A Stroll Through the Architecture of Ancient Rome

>>>>> Photo: by Larry Koester / CC BY 2.0

While Rome has modern charms galore, this read is for the historians at heart. The champions of Roman tourism are undoubtedly the buildings remaining from the Ancient Roman times. So much so, there are far too many to mention, but here is a rundown of the spots that are unmissable.

The Colosseum

Rome has long been a city of sports, from the original Olympians to Giuseppe Festa, the local boy turned poker champion, to the daredevil chariot racers, to Pietro Mennea, the legendary sprinter. Rome is a hub for competitive sports, though perhaps none as frightening as the gladiators that made the Colosseum their home. Built of travertine, a form of limestone deposited from hot mineral springs and tuff and rock made from volcanic ash, even the blocks of this building came from fire. Under the instruction of Emperor Vespasian, who founded the Flavian dynasty, around 70 A.D. the imposing structure first erected. It is without a doubt the most famous piece of Roman architecture, and although, sometimes, it’s nice to stray from the beaten track, this monument is not one to miss.
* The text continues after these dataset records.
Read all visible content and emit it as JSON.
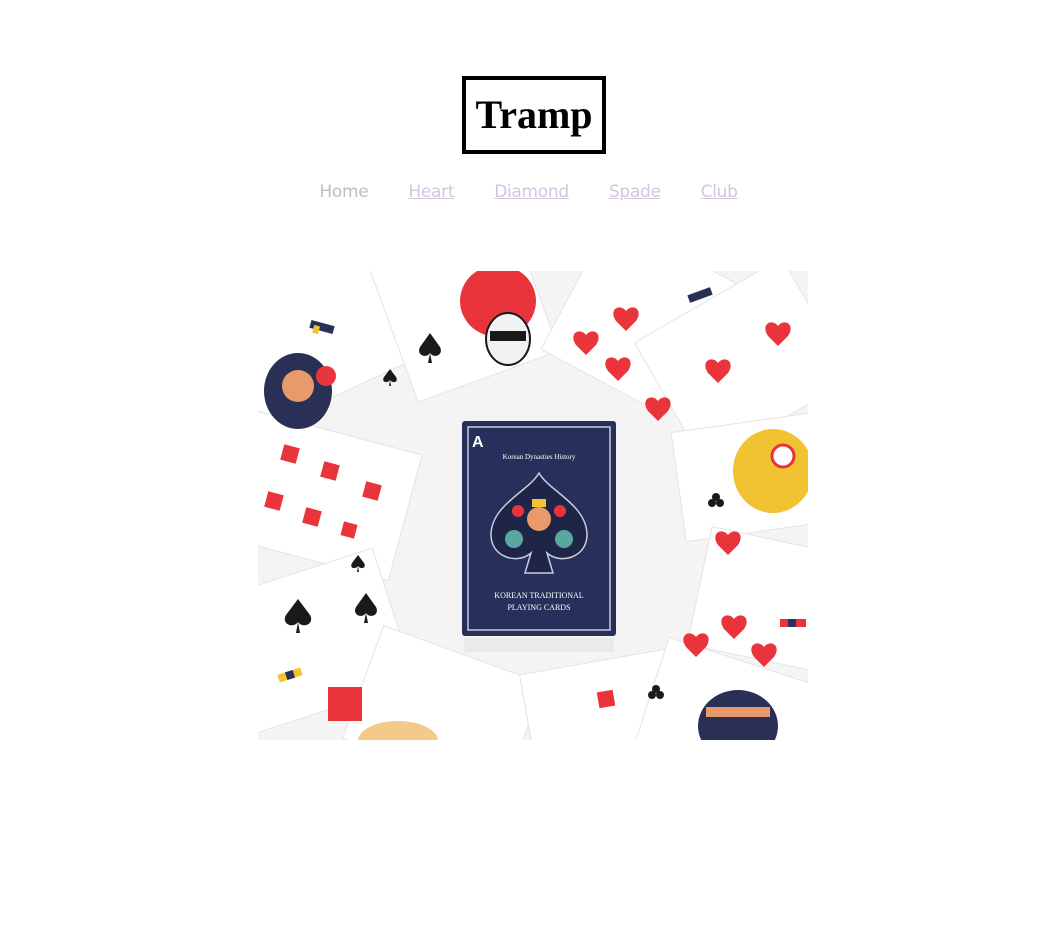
{
  "site": {
    "title": "Tramp"
  },
  "nav": {
    "items": [
      {
        "label": "Home",
        "active": true
      },
      {
        "label": "Heart",
        "active": false
      },
      {
        "label": "Diamond",
        "active": false
      },
      {
        "label": "Spade",
        "active": false
      },
      {
        "label": "Club",
        "active": false
      }
    ]
  },
  "hero": {
    "deck_header": "Korean Dynasties History",
    "deck_title_1": "KOREAN TRADITIONAL",
    "deck_title_2": "PLAYING CARDS",
    "deck_corner": "A",
    "colors": {
      "deck_navy": "#26305a",
      "card_red": "#e8343a",
      "card_black": "#1a1a1a",
      "background": "#ffffff"
    }
  }
}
Photo: by Chris Parker / Share-alike 2.0 Generic

The Temple of Jupiter

The Romans were famed for their incredible temples and their building to honor Jupiter is no exception. Still one of the most significant temples in Rome today, the Temple of Jupiter, situated on Capitoline Hill, was undisputedly the most significant temple of its time. Originally constructed in 509 B.C., it was burned down in 83 B.C. and reconstructed in a Greek style in 69 B.C. During its final reincarnation, Domitian used 12,000 units of gold to gild the roof tiles, one can only imagine the incredible luster this would’ve given under the Italian sun. Since then, the roof tiles have long since disappeared, allegedly taken by vandals during the sack of Rome. This building suffered the test of time, but nonetheless, the single enormous column that remains serves as a reminder of the vast porch it once was.

The Temple of Vesta

The stunning relic that is the Temple of Vesta is a perfect cylindrical building on the banks of the Tiber River is a popular tourist sight. However, its name is often disputed as it is not known for sure whom the temple was built: Vesta or Hercules. Originally made from stunning and expensive Pentelic marble favored by the Greek architects of the time was the exterior while the inner was mostly stucco or tufa. Today, no less than 10 of the columns to the north side are made from Luna marble and are thought replaced around 1 B.C. after a disaster struck the building. Either way, this beautiful example of Eastern Greek architecture is not one to miss, with unusually tall and slim columns of more than 10 meters in height.

Photo: by Carole Raddato / CC BY-SA 2.0

The Baths of Diocletian The Baths of Diocletian took a backbreaking eight years to complete. Spanning 120,000 square meters, they are the largest public baths in Rome. The building itself is made from bricks, individually coated in marble. Today, visitors still come by to take in the incredible vaulted ceilings and complex mosaics, though they must enter through the museum. If you happen to be in Rome on the first Sunday of the month, then the entry is free. Although if you’re not, it’s still well worth exploring — it could be the best 10 euros you ever spend! As well as the building above ground, visitors can explore the tombs — often the best parts of Ancient Rome are seen underground!

The Theatre of Marcellus Built in 1 B.C., the Theatre of Marcellus is often credited with inspiring the design of the Colosseum, and it’s not hard to see why as its intricate facade of arches is quite similar in appearance. The theatre held around 20,000 spectators in its prime, who would have viewed poetry recitals and theatre, but as the gladiators of the Colosseum grew in popularity, the theatre fell into relative disuse. This lack of popularity sadly led to the raw materials from the theatre being repurposed into building blocks for the Pons Cestius — an arch bridge spanning from the eastern bank of the Tiber River to Tiber Island.